The argument that this restructuring would lead to an increase in investment is also false, argues Candole. On the contrary, it will discourage investment, a view backed up by the World Bank, which claims that financing for Romania's energy sector would become scarcer and the market would become dysfunctional.
Based on market concentration measures, Candole argues that Romania would go from having one of the most competitive electricity markets in Europe to one of the most concentrated, and this market concentration will discourage foreign investment in Romania's obsolete gas and coal-fired generation fleet, thus leading to higher prices. The government claims that rising demand will take care of this market concentration - as demand increases, new capacity will be required to meet this demand. However, Candole says the government is using old data that doesn't take into account the effect on demand from the economic crisis. "The grid operator Transelectrica's own forecasts for electricity demand are about a third lower than the government's," points out Grecu.
The real motives behind the government's restructuring plan aren't hard to discern: for several years, the European Commission has been working on a directive that would halt government subsidies to member states' coal industries; in December, EU industry ministers agreed that the continent's coal industry will be allowed to receive state subsidies until 2018, but money-losing mines will have to close after that.

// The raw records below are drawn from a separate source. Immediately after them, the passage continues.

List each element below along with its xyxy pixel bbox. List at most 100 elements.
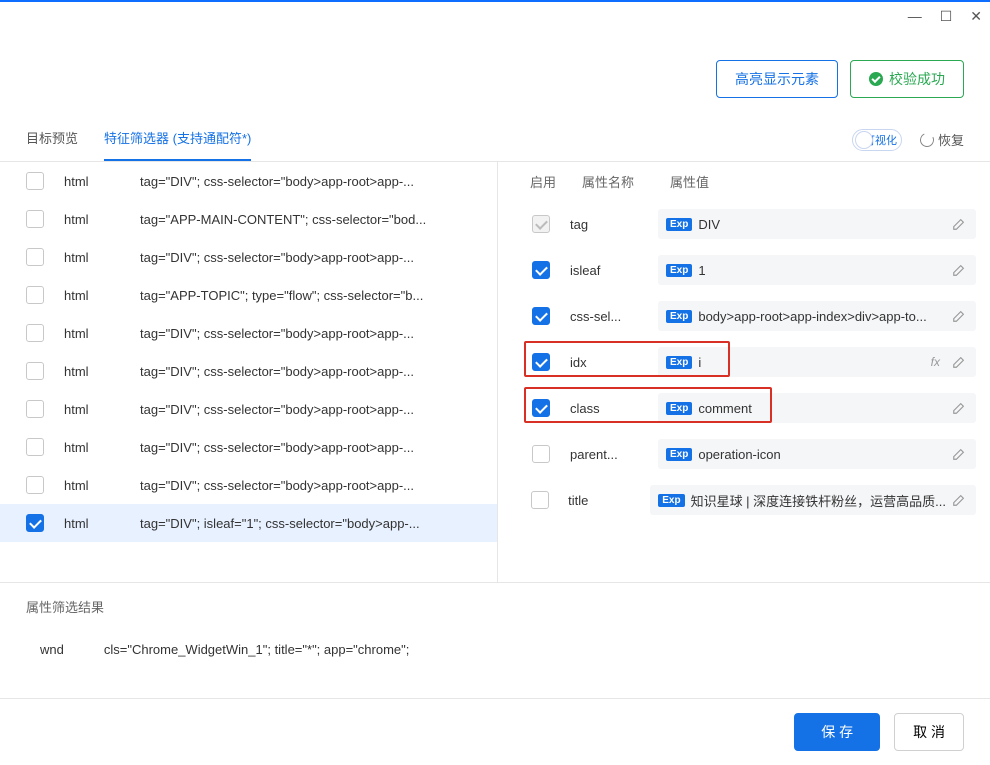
property-value-text: 知识星球 | 深度连接铁杆粉丝，运营高品质...	[691, 491, 946, 510]
property-row: css-sel... Expbody>app-root>app-index>div…	[508, 293, 990, 339]
row-description: tag="DIV"; css-selector="body>app-root>a…	[140, 326, 481, 341]
selector-row[interactable]: html tag="DIV"; isleaf="1"; css-selector=…	[0, 504, 497, 542]
col-name-header: 属性名称	[582, 172, 652, 191]
validate-label: 校验成功	[889, 69, 945, 89]
selector-row[interactable]: htmltag="APP-MAIN-CONTENT"; css-selector…	[0, 200, 497, 238]
row-type: html	[64, 250, 120, 265]
property-row: parent... Expoperation-icon	[508, 431, 990, 477]
exp-badge: Exp	[666, 264, 692, 277]
fx-icon[interactable]: fx	[931, 355, 940, 369]
minimize-icon[interactable]: —	[908, 8, 922, 24]
row-checkbox[interactable]	[26, 362, 44, 380]
exp-badge: Exp	[666, 356, 692, 369]
property-name: class	[570, 401, 640, 416]
property-value-field[interactable]: Exp 知识星球 | 深度连接铁杆粉丝，运营高品质...	[650, 485, 976, 515]
row-checkbox[interactable]	[26, 476, 44, 494]
row-checkbox[interactable]	[26, 400, 44, 418]
cancel-button[interactable]: 取 消	[894, 713, 964, 751]
property-row: tag ExpDIV	[508, 201, 990, 247]
property-name: parent...	[570, 447, 640, 462]
selector-row[interactable]: html tag="DIV"; css-selector="body>app-ro…	[0, 238, 497, 276]
result-label: wnd	[40, 642, 64, 657]
validate-success-button[interactable]: 校验成功	[850, 60, 964, 98]
highlight-element-button[interactable]: 高亮显示元素	[716, 60, 838, 98]
property-name: isleaf	[570, 263, 640, 278]
edit-icon[interactable]	[952, 355, 966, 369]
property-enable-checkbox[interactable]	[532, 261, 550, 279]
row-type: html	[64, 402, 120, 417]
row-type: html	[64, 440, 120, 455]
row-type: html	[64, 516, 120, 531]
property-enable-checkbox[interactable]	[532, 445, 550, 463]
header-actions: 高亮显示元素 校验成功	[0, 30, 990, 118]
row-type: html	[64, 478, 120, 493]
edit-icon[interactable]	[952, 447, 966, 461]
tab-target-preview[interactable]: 目标预览	[26, 118, 78, 161]
property-enable-checkbox[interactable]	[532, 307, 550, 325]
save-button[interactable]: 保 存	[794, 713, 880, 751]
property-value-field[interactable]: Expifx	[658, 347, 976, 377]
property-enable-checkbox[interactable]	[532, 399, 550, 417]
tabs-right-controls: 可视化 恢复	[852, 129, 964, 151]
row-checkbox[interactable]	[26, 210, 44, 228]
property-name: idx	[570, 355, 640, 370]
tab-feature-filter[interactable]: 特征筛选器 (支持通配符*)	[104, 118, 251, 161]
property-value-text: DIV	[698, 217, 946, 232]
selector-row[interactable]: htmltag="DIV"; css-selector="body>app-ro…	[0, 314, 497, 352]
exp-badge: Exp	[666, 448, 692, 461]
exp-badge: Exp	[666, 310, 692, 323]
properties-pane[interactable]: 启用 属性名称 属性值 tagExpDIVisleafExp1css-sel..…	[498, 162, 990, 582]
property-name: css-sel...	[570, 309, 640, 324]
property-value-field[interactable]: Exp1	[658, 255, 976, 285]
tabs: 目标预览 特征筛选器 (支持通配符*)	[26, 118, 251, 161]
row-description: tag="DIV"; css-selector="body>app-root>a…	[140, 364, 481, 379]
row-type: html	[64, 174, 120, 189]
selector-row[interactable]: htmltag="DIV"; css-selector="body>app-ro…	[0, 428, 497, 466]
row-checkbox[interactable]	[26, 324, 44, 342]
result-row: wnd cls="Chrome_WidgetWin_1"; title="*";…	[26, 622, 964, 677]
property-enable-checkbox[interactable]	[532, 353, 550, 371]
property-value-field[interactable]: Expoperation-icon	[658, 439, 976, 469]
edit-icon[interactable]	[952, 401, 966, 415]
property-value-text: i	[698, 355, 924, 370]
property-enable-checkbox[interactable]	[531, 491, 549, 509]
row-checkbox[interactable]	[26, 172, 44, 190]
selector-row[interactable]: htmltag="DIV"; css-selector="body>app-ro…	[0, 466, 497, 504]
row-checkbox[interactable]	[26, 248, 44, 266]
selector-row[interactable]: htmltag="DIV"; css-selector="body>app-ro…	[0, 390, 497, 428]
result-value: cls="Chrome_WidgetWin_1"; title="*"; app…	[104, 642, 410, 657]
edit-icon[interactable]	[952, 263, 966, 277]
filter-result-section: 属性筛选结果 wnd cls="Chrome_WidgetWin_1"; tit…	[0, 582, 990, 677]
row-type: html	[64, 212, 120, 227]
property-enable-checkbox[interactable]	[532, 215, 550, 233]
maximize-icon[interactable]: ☐	[940, 8, 953, 25]
edit-icon[interactable]	[952, 309, 966, 323]
property-value-field[interactable]: Expbody>app-root>app-index>div>app-to...	[658, 301, 976, 331]
selector-row[interactable]: html tag="DIV"; css-selector="body>app-ro…	[0, 162, 497, 200]
property-value-field[interactable]: Expcomment	[658, 393, 976, 423]
exp-badge: Exp	[658, 494, 684, 507]
row-checkbox[interactable]	[26, 514, 44, 532]
visual-toggle[interactable]: 可视化	[852, 129, 902, 151]
row-type: html	[64, 364, 120, 379]
edit-icon[interactable]	[952, 493, 966, 507]
close-icon[interactable]: ✕	[970, 8, 982, 25]
row-description: tag="DIV"; css-selector="body>app-root>a…	[140, 250, 481, 265]
selector-row[interactable]: htmltag="APP-TOPIC"; type="flow"; css-se…	[0, 276, 497, 314]
row-checkbox[interactable]	[26, 438, 44, 456]
restore-label: 恢复	[938, 130, 964, 149]
selector-row[interactable]: html tag="DIV"; css-selector="body>app-ro…	[0, 352, 497, 390]
visual-toggle-label: 可视化	[864, 132, 897, 148]
edit-icon[interactable]	[952, 217, 966, 231]
property-row: isleaf Exp1	[508, 247, 990, 293]
property-value-text: comment	[698, 401, 946, 416]
property-list: tagExpDIVisleafExp1css-sel...Expbody>app…	[508, 201, 990, 523]
property-name: tag	[570, 217, 640, 232]
selector-tree-pane[interactable]: html tag="DIV"; css-selector="body>app-ro…	[0, 162, 498, 582]
restore-button[interactable]: 恢复	[920, 130, 964, 149]
row-description: tag="DIV"; isleaf="1"; css-selector="bod…	[140, 516, 481, 531]
property-row: idx Expifx	[508, 339, 990, 385]
row-description: tag="DIV"; css-selector="body>app-root>a…	[140, 174, 481, 189]
property-value-field[interactable]: ExpDIV	[658, 209, 976, 239]
row-checkbox[interactable]	[26, 286, 44, 304]
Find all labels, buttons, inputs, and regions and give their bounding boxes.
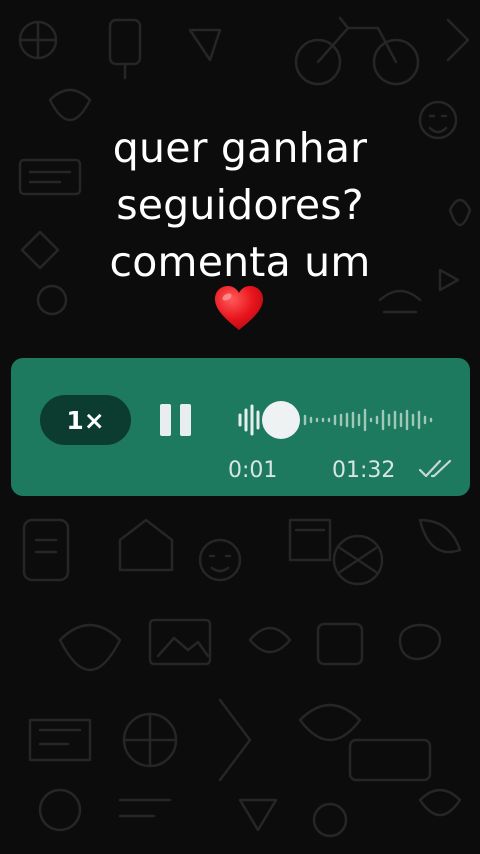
pause-icon — [160, 404, 171, 436]
audio-waveform-scrubber[interactable] — [237, 398, 437, 442]
duration-time: 01:32 — [332, 458, 396, 483]
read-receipt-double-check-icon — [418, 459, 452, 478]
caption-line: comenta um — [109, 238, 371, 286]
pause-button[interactable] — [159, 404, 193, 436]
caption-line: seguidores? — [116, 181, 364, 229]
heart-emoji-icon — [215, 286, 263, 330]
caption-line: quer ganhar — [112, 124, 368, 172]
playback-speed-button[interactable]: 1× — [40, 395, 131, 445]
voice-message-bubble[interactable]: 1× 0:01 01:32 — [11, 358, 470, 496]
caption-text: quer ganhar seguidores? comenta um — [0, 120, 480, 291]
current-time: 0:01 — [228, 458, 278, 483]
scrubber-knob — [262, 401, 300, 439]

Without state subsidies, much of Romania's coal industry is likely to prove uncompetitive, particularly that in the Jiu Valley region, once the industrial heartland of Romania. "The government is facing the problem of tens of thousands of coalminers marching on Bucharest if they close these mines and coal-fired plants, which have such high marginal costs of production they would be uncompetitive in Germany, so politicians think they can avoid the problem by creating these vertically integrated groups so that efficient assets will subsidise the inefficient ones from their profits," says Grecu.

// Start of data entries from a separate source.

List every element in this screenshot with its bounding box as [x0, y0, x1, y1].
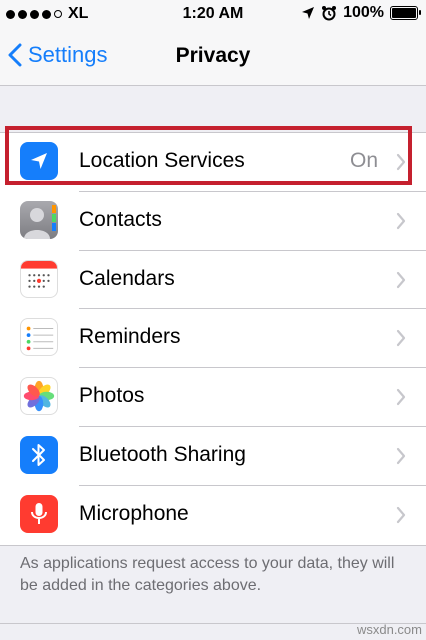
bluetooth-icon	[20, 435, 58, 474]
chevron-right-icon	[396, 330, 406, 347]
row-label: Bluetooth Sharing	[79, 442, 246, 466]
row-contacts[interactable]: Contacts	[0, 192, 426, 251]
contacts-icon	[20, 200, 58, 239]
row-label: Location Services	[79, 149, 245, 172]
footer-note: As applications request access to your d…	[20, 555, 395, 594]
microphone-icon	[20, 494, 58, 533]
chevron-right-icon	[396, 506, 406, 523]
privacy-list: Location Services On Contacts Calendars …	[0, 132, 426, 546]
status-bar: XL 1:20 AM 100%	[0, 0, 426, 28]
watermark: wsxdn.com	[356, 622, 422, 637]
alarm-icon	[322, 6, 337, 21]
chevron-right-icon	[396, 447, 406, 465]
row-location-services[interactable]: Location Services On	[0, 133, 426, 192]
photos-icon	[20, 377, 58, 416]
row-value: On	[349, 149, 378, 172]
row-label: Microphone	[79, 501, 189, 525]
battery-percent: 100%	[343, 4, 384, 21]
row-microphone[interactable]: Microphone	[0, 486, 426, 545]
calendar-icon	[20, 259, 58, 298]
navigation-bar: Settings Privacy	[0, 28, 426, 86]
reminders-icon	[20, 318, 58, 357]
chevron-right-icon	[396, 271, 406, 288]
row-photos[interactable]: Photos	[0, 368, 426, 427]
chevron-right-icon	[396, 153, 406, 171]
row-label: Calendars	[79, 266, 175, 290]
chevron-right-icon	[396, 389, 406, 406]
status-right: 100%	[301, 4, 421, 22]
row-reminders[interactable]: Reminders	[0, 309, 426, 369]
row-label: Contacts	[79, 207, 162, 231]
row-calendars[interactable]: Calendars	[0, 251, 426, 310]
location-arrow-icon	[20, 142, 58, 180]
location-status-icon	[302, 7, 315, 19]
row-label: Photos	[79, 384, 145, 408]
chevron-right-icon	[396, 212, 406, 229]
battery-icon	[390, 6, 421, 20]
page-title: Privacy	[175, 44, 251, 67]
row-label: Reminders	[79, 325, 181, 349]
row-bluetooth-sharing[interactable]: Bluetooth Sharing	[0, 427, 426, 486]
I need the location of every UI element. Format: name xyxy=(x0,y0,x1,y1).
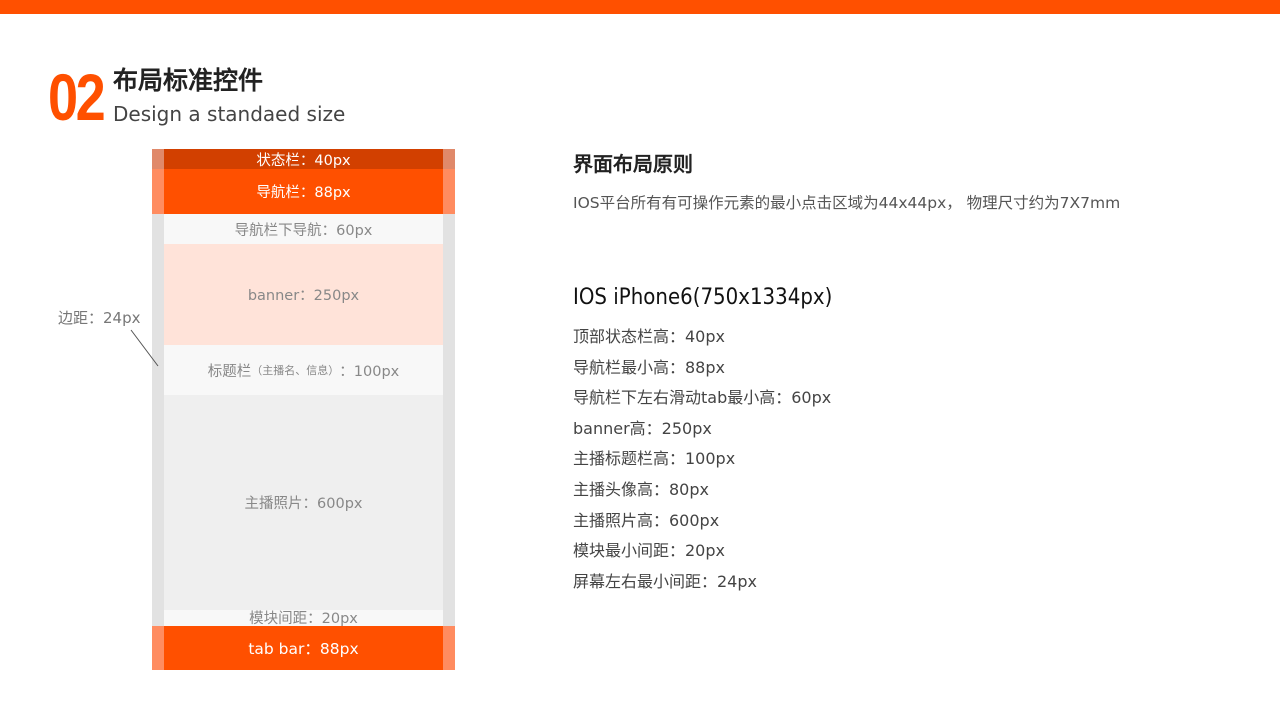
specs-heading: IOS iPhone6(750x1334px) xyxy=(573,285,833,310)
spec-item: 模块最小间距：20px xyxy=(573,541,725,561)
spec-item: 主播照片高：600px xyxy=(573,510,720,530)
spec-item: 导航栏下左右滑动tab最小高：60px xyxy=(573,388,832,408)
principles-description: IOS平台所有有可操作元素的最小点击区域为44x44px， 物理尺寸约为7X7m… xyxy=(573,194,1121,212)
principles-heading: 界面布局原则 xyxy=(573,152,693,176)
spec-item: 主播标题栏高：100px xyxy=(573,449,736,469)
spec-item: 主播头像高：80px xyxy=(573,479,709,499)
specs-list: 顶部状态栏高：40px 导航栏最小高：88px 导航栏下左右滑动tab最小高：6… xyxy=(573,324,831,599)
spec-item: 导航栏最小高：88px xyxy=(573,357,725,377)
spec-item: 顶部状态栏高：40px xyxy=(573,327,725,346)
spec-item: 屏幕左右最小间距：24px xyxy=(573,571,757,591)
spec-item: banner高：250px xyxy=(573,418,712,438)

But this is typically short-termist political thinking applied to a long-term structural problem. Rather than integrating all those assets, Candole argues the government needs to allow those inefficient power plants to fail, because no investor will likely want to buy them. If the government would agree to pay for an environmental clean-up of those sites, then investors might be persuaded to build new, modern power plants to replace the old ones. At the same time, those coal mines should also go through bankruptcy procedures, enabling their balance sheets to be cleaned up through the sale of assets. "Those coal mines are huge infrastructure companies with real estate, generation assets, transport, and they could be broken up and sold piece by piece," says Grecu.
On the other side, the profitable and efficient generators like Hidroelectrica should have controlling stakes sold on the stock exchange, not minority 15% stakes, to avoid a similar situation to what's happened in the Czech Republic, where a "pseudo-privatisation" of 30% of CEZ means the state still protects the state-controlled utility and ignores the alleged abuses of its dominant position.

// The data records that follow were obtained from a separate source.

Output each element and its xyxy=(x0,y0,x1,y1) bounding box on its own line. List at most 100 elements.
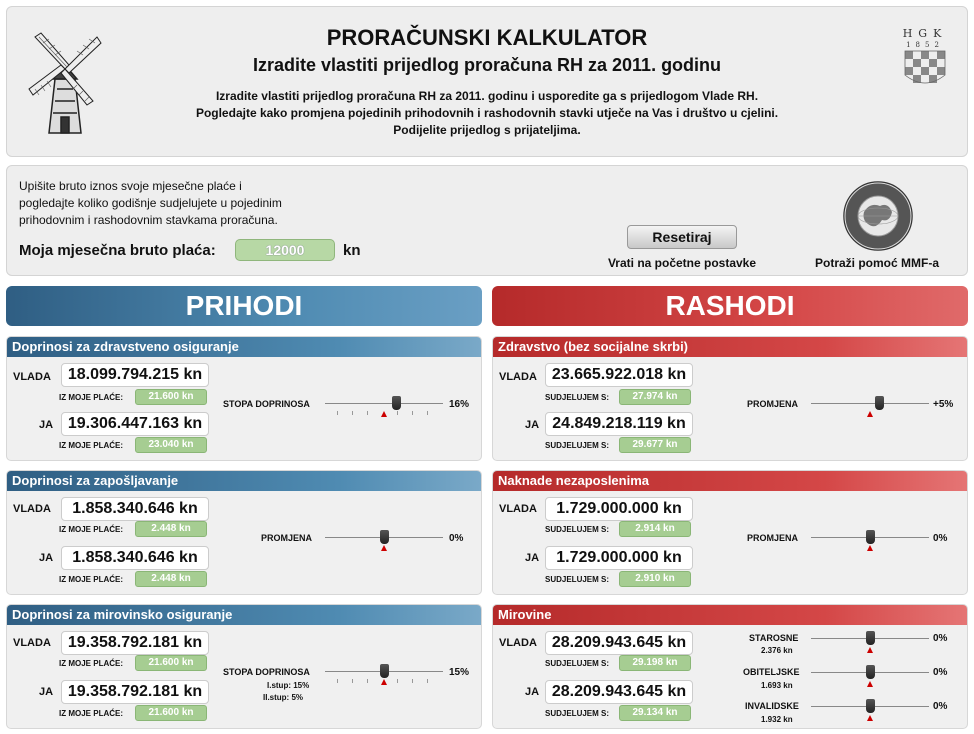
slider-tick xyxy=(427,679,428,683)
vlada-sub-value: 21.600 kn xyxy=(135,389,207,405)
starosne-slider-knob[interactable] xyxy=(866,631,875,645)
page-subtitle: Izradite vlastiti prijedlog proračuna RH… xyxy=(252,55,722,75)
ja-sub-value: 2.910 kn xyxy=(619,571,691,587)
obiteljske-default-marker xyxy=(867,681,873,687)
slider-knob[interactable] xyxy=(875,396,884,410)
page-title: PRORAČUNSKI KALKULATOR xyxy=(326,25,648,50)
ja-label: JA xyxy=(525,552,540,564)
vlada-label: VLADA xyxy=(13,637,51,649)
prihodi-panel-zaposljavanje: Doprinosi za zapošljavanje VLADA 1.858.3… xyxy=(6,470,482,595)
slider-tick xyxy=(412,411,413,415)
rashodi-panel-naknade: Naknade nezaposlenima VLADA 1.729.000.00… xyxy=(492,470,968,595)
ja-value: 19.306.447.163 kn xyxy=(61,412,209,436)
vlada-sub-value: 2.914 kn xyxy=(619,521,691,537)
slider-knob[interactable] xyxy=(392,396,401,410)
ja-label: JA xyxy=(39,552,54,564)
invalidske-slider-knob[interactable] xyxy=(866,699,875,713)
slider-tick xyxy=(412,679,413,683)
ja-label: JA xyxy=(39,686,54,698)
slider-label: PROMJENA xyxy=(261,533,313,543)
slider-value: 0% xyxy=(933,533,948,544)
vlada-sub-label: SUDJELUJEM S: xyxy=(545,659,610,668)
slider-default-marker xyxy=(867,411,873,417)
salary-unit: kn xyxy=(343,242,361,259)
intro-line-1: Izradite vlastiti prijedlog proračuna RH… xyxy=(215,89,759,103)
instruction-line-3: prihodovnim i rashodovnim stavkama prora… xyxy=(19,213,278,227)
stup2-label: II.stup: 5% xyxy=(263,693,304,702)
instruction-line-2: pogledajte koliko godišnje sudjelujete u… xyxy=(19,196,282,210)
slider-tick xyxy=(337,679,338,683)
invalidske-default-marker xyxy=(867,715,873,721)
slider-default-marker xyxy=(381,411,387,417)
instructions: Upišite bruto iznos svoje mjesečne plaće… xyxy=(19,178,379,229)
slider-track[interactable] xyxy=(325,403,443,404)
ja-sub-label: IZ MOJE PLAĆE: xyxy=(59,441,124,450)
vlada-sub-value: 29.198 kn xyxy=(619,655,691,671)
vlada-sub-value: 27.974 kn xyxy=(619,389,691,405)
obiteljske-label: OBITELJSKE xyxy=(743,667,800,677)
salary-input[interactable]: 12000 xyxy=(235,239,335,261)
vlada-label: VLADA xyxy=(499,637,537,649)
panel-title: Doprinosi za zdravstveno osiguranje xyxy=(7,337,481,357)
invalidske-amount: 1.932 kn xyxy=(761,715,793,724)
vlada-value: 28.209.943.645 kn xyxy=(545,631,693,655)
slider-default-marker xyxy=(867,545,873,551)
slider-track[interactable] xyxy=(811,403,929,404)
slider-knob[interactable] xyxy=(866,530,875,544)
reset-caption: Vrati na početne postavke xyxy=(607,256,757,270)
ja-value: 1.729.000.000 kn xyxy=(545,546,693,570)
ja-value: 24.849.218.119 kn xyxy=(545,412,693,436)
ja-value: 1.858.340.646 kn xyxy=(61,546,209,570)
slider-tick xyxy=(367,679,368,683)
slider-label: PROMJENA xyxy=(747,533,799,543)
vlada-sub-label: SUDJELUJEM S: xyxy=(545,525,610,534)
slider-tick xyxy=(397,679,398,683)
slider-knob[interactable] xyxy=(380,530,389,544)
panel-title: Mirovine xyxy=(493,605,967,625)
ja-sub-value: 2.448 kn xyxy=(135,571,207,587)
rashodi-panel-zdravstvo: Zdravstvo (bez socijalne skrbi) VLADA 23… xyxy=(492,336,968,461)
slider-value: 15% xyxy=(449,667,470,678)
vlada-value: 23.665.922.018 kn xyxy=(545,363,693,387)
slider-tick xyxy=(397,411,398,415)
invalidske-label: INVALIDSKE xyxy=(745,701,799,711)
reset-button[interactable]: Resetiraj xyxy=(627,225,737,249)
imf-seal-icon[interactable] xyxy=(842,180,914,252)
vlada-sub-value: 21.600 kn xyxy=(135,655,207,671)
ja-value: 19.358.792.181 kn xyxy=(61,680,209,704)
ja-label: JA xyxy=(525,419,540,431)
ja-label: JA xyxy=(39,419,54,431)
vlada-value: 1.729.000.000 kn xyxy=(545,497,693,521)
slider-value: 0% xyxy=(449,533,464,544)
slider-default-marker xyxy=(381,545,387,551)
prihodi-panel-mirovinsko: Doprinosi za mirovinsko osiguranje VLADA… xyxy=(6,604,482,729)
invalidske-value: 0% xyxy=(933,701,948,712)
vlada-sub-label: IZ MOJE PLAĆE: xyxy=(59,393,124,402)
vlada-sub-label: IZ MOJE PLAĆE: xyxy=(59,525,124,534)
vlada-label: VLADA xyxy=(499,503,537,515)
starosne-label: STAROSNE xyxy=(749,633,799,643)
slider-knob[interactable] xyxy=(380,664,389,678)
ja-sub-value: 23.040 kn xyxy=(135,437,207,453)
ja-sub-label: IZ MOJE PLAĆE: xyxy=(59,575,124,584)
vlada-sub-label: SUDJELUJEM S: xyxy=(545,393,610,402)
header-box: PRORAČUNSKI KALKULATOR Izradite vlastiti… xyxy=(6,6,968,157)
slider-default-marker xyxy=(381,679,387,685)
prihodi-panel-zdravstveno: Doprinosi za zdravstveno osiguranje VLAD… xyxy=(6,336,482,461)
starosne-default-marker xyxy=(867,647,873,653)
imf-caption: Potraži pomoć MMF-a xyxy=(814,256,939,270)
panel-title: Doprinosi za mirovinsko osiguranje xyxy=(7,605,481,625)
slider-label: STOPA DOPRINOSA xyxy=(223,667,310,677)
obiteljske-amount: 1.693 kn xyxy=(761,681,793,690)
panel-title: Zdravstvo (bez socijalne skrbi) xyxy=(493,337,967,357)
stup1-label: I.stup: 15% xyxy=(267,681,310,690)
obiteljske-slider-knob[interactable] xyxy=(866,665,875,679)
ja-sub-value: 29.677 kn xyxy=(619,437,691,453)
intro-line-3: Podijelite prijedlog s prijateljima. xyxy=(393,123,581,137)
vlada-value: 19.358.792.181 kn xyxy=(61,631,209,655)
rashodi-header: RASHODI xyxy=(492,286,968,326)
panel-title: Naknade nezaposlenima xyxy=(493,471,967,491)
vlada-value: 18.099.794.215 kn xyxy=(61,363,209,387)
ja-sub-label: SUDJELUJEM S: xyxy=(545,441,610,450)
salary-label: Moja mjesečna bruto plaća: xyxy=(19,242,216,259)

The irony is that the Romanian power market was actually on the right track, albeit with some problems. It was moving in the right direction and the government had taken some steps that would make it function even better - for example, calling for the cancellation of dodgy long-term contracts to electricity trading firms and drawing up plans to increase interconnection capacity with neighbours such as Hungary and Serbia. The restructuring currently on the table will do nothing to take that process forward.